With change, breaking news, and uncertainty dominating the legal concerns of health care providers on a federal level, it remains important to review and refresh on state-level concerns and legal rules. This is especially true for those currently or frequently involved in health care litigation.
In particular, Arizona appellate courts issued three decisions early this year of which health care providers may wish to take note.
First, in Stafford v. Burns, 756 Ariz. Adv. Rep. 34 (App Div. 1 January 17, 2017), the Arizona Court of Appeals held that the heightened standard of proof for claims against a health care professional set forth in A.R.S. s 12-572(A) (“clear and convincing evidence” instead of a preponderance of the evidence) applies broadly “whenever the acts or omissions the plaintiff contends were deficient were provided in the course of evaluating and treating a patient in a hospital emergency department.” The heightened standard of proof of proof under the statute applies when services are provided in compliance with the federal Emergency Medical Treatment and Active Labor Act. The appellant had argued for a narrower interpretation that would have ratcheted down the burden of proof if a patient was shown after screening and/or treatment possibly not to have an emergency medical condition or to have stabilized sufficiently for transfer.
The appellate court also declined to countenance the appellant’s argument that the trial court should have held a Daubert hearing to determine the reliability of expert testimony about information extrapolated from post mortem gastric methadone levels. Noting that trial courts are not required to hold such hearings (instead they “may” do so), the Court of Appeals found no abuse of discretion in the trial court’s decision not to hold a hearing when “both parties presented lengthy and detailed pleadings, cited supporting medical literature, and attached affidavits containing the specific opinions of their other disclosed medical and pharmacological experts.”
Second, in Spring v. Bradford, 756 Ariz. Adv. Rep. 40 (App. Div. 1 January 12, 2017), the Court of Appeals held that the evidentiary rule on the exclusion of witnesses (Ariz. R. Evid. 615) does not automatically exempt expert witnesses from exclusion. Instead, trial courts may exercise discretion under subsection (c) of the rule to allow an expert witness to observe other testimony, or review transcribed testimony. A defendant doctor’s counsel provided trial testimony transcripts to his expert witnesses without seeking an exemption from the rule. Due to the limited amount of prejudice, however, a jury instruction–rather than striking the defense experts’ testimony–was the appropriate remedy fashioned by the trial court, which ruling the Court of Appeals affirmed.
Third, the Arizona Supreme Court issued the State v. Nissley decision on February 1, 2017. Under A.R.S. s 28-1388(E) Arizona provides a medical blood draw exception to the warrant requirement in criminal cases, meaning medical personnel must “provide upon request a portion of any blood sample taken from a patient when the [transporting or arresting] officer has probable cause to believe that the patient had been driving under the influence of alcohol or other drugs.” The Court noted that the “exception applies only when the sample is drawn for medical reasons and exigent circumstances exist.”
In Nissley, the suspect contended that medical personnel rendered treatment against his will.

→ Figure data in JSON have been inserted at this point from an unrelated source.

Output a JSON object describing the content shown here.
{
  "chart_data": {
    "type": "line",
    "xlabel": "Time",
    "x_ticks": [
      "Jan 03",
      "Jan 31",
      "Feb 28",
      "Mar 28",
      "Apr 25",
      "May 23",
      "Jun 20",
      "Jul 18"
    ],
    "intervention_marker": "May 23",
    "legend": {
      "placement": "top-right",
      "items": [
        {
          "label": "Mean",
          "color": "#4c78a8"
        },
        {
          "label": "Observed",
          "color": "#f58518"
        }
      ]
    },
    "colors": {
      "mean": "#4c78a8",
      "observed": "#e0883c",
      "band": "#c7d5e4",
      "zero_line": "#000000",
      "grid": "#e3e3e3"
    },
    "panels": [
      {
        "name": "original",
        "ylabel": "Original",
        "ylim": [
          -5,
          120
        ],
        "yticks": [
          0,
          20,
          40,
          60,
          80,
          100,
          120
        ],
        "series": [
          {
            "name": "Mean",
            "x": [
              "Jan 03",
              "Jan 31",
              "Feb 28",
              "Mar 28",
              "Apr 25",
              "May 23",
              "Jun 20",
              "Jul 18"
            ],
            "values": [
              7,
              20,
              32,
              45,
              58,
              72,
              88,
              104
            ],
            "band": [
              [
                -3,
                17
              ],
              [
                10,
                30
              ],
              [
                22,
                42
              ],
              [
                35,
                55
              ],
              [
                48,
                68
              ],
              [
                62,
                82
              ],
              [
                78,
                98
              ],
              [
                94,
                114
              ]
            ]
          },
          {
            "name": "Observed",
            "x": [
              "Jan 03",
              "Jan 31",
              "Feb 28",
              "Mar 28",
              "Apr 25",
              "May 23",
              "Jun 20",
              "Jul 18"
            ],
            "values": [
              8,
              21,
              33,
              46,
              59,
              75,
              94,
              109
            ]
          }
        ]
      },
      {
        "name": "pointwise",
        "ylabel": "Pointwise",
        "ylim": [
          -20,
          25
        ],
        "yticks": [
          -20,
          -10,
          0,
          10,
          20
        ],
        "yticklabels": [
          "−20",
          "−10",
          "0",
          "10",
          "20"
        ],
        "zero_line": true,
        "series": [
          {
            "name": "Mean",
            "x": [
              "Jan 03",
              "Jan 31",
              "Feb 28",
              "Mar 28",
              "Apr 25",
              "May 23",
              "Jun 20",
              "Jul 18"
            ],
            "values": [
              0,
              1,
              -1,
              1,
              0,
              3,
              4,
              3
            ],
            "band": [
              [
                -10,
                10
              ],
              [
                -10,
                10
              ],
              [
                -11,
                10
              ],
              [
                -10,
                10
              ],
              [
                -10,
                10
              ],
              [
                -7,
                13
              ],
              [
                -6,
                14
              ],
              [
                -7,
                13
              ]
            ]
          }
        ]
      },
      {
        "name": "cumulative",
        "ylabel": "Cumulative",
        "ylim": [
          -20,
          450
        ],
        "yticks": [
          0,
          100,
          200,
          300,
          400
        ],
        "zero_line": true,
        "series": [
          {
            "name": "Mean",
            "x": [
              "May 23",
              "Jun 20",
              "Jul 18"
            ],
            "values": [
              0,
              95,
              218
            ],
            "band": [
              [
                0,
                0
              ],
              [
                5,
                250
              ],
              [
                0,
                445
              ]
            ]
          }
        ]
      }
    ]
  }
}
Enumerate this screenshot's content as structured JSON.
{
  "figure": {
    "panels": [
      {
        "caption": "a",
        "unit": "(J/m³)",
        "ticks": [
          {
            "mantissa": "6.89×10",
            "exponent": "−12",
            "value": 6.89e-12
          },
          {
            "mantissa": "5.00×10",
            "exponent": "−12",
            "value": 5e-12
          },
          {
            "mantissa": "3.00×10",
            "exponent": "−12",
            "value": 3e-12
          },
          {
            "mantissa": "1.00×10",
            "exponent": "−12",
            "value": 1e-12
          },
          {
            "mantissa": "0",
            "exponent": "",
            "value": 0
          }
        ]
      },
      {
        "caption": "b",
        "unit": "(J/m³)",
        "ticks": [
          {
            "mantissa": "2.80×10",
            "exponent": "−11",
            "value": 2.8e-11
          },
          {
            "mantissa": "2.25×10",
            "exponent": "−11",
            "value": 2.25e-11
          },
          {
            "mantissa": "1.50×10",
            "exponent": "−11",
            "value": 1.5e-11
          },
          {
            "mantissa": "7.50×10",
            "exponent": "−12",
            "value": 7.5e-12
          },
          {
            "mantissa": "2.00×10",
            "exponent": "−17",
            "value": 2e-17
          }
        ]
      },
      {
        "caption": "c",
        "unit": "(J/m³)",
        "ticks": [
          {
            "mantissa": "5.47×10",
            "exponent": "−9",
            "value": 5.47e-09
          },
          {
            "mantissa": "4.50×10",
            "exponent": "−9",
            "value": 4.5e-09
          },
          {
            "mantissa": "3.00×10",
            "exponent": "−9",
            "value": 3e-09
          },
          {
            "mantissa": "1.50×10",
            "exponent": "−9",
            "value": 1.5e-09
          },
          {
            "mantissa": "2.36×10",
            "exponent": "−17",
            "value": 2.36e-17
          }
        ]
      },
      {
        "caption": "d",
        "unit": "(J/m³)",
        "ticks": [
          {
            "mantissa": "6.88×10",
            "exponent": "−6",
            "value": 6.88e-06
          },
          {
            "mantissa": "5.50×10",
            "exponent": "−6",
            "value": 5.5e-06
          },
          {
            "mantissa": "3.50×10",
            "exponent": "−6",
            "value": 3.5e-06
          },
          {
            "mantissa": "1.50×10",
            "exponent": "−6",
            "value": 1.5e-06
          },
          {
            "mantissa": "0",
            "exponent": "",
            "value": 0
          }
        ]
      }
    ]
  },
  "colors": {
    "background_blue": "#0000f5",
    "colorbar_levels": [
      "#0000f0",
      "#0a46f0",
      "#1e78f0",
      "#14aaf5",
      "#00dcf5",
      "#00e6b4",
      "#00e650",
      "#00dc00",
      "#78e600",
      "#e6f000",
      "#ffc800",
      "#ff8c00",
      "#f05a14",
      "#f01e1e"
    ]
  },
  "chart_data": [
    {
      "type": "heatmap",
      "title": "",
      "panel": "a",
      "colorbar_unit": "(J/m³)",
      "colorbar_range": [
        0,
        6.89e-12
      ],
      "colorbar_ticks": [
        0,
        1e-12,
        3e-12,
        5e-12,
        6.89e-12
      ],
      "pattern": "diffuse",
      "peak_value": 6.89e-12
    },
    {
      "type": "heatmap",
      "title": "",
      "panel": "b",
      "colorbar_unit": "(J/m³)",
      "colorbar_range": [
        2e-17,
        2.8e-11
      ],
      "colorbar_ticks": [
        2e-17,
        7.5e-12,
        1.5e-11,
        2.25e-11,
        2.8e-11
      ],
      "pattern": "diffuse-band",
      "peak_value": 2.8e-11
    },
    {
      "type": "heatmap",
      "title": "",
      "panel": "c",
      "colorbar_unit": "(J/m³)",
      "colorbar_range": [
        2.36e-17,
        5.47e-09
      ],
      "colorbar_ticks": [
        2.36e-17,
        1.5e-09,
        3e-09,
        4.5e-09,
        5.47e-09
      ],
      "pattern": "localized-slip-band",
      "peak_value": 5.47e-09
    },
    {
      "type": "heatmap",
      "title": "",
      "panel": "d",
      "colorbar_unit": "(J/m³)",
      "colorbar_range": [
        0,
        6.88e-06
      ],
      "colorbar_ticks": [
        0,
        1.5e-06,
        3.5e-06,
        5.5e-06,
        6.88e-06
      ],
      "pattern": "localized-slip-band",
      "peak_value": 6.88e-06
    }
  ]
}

The Arizona Supreme Court held that in such a situation “the state is required to prove that a suspect expressly or impliedly consented to medical treatment or that medical personnel acted when the suspect was incapable of directing his or her own medical treatment.” While it is standard of care, and not future litigation concerns, that directs the actions of emergency department providers, such providers may wish to be aware that subpoenas for testimony or documents regarding patient consent forms and related records may follow-on in instances of facts like those in Nissley.
Knowledgeable counsel, familiar with health care providers’ needs and concerns at both the federal and state levels, may be able to assist providers and others in the health care space in determining the impact of new decisions like those above, as well as any additional changes in the applicable law.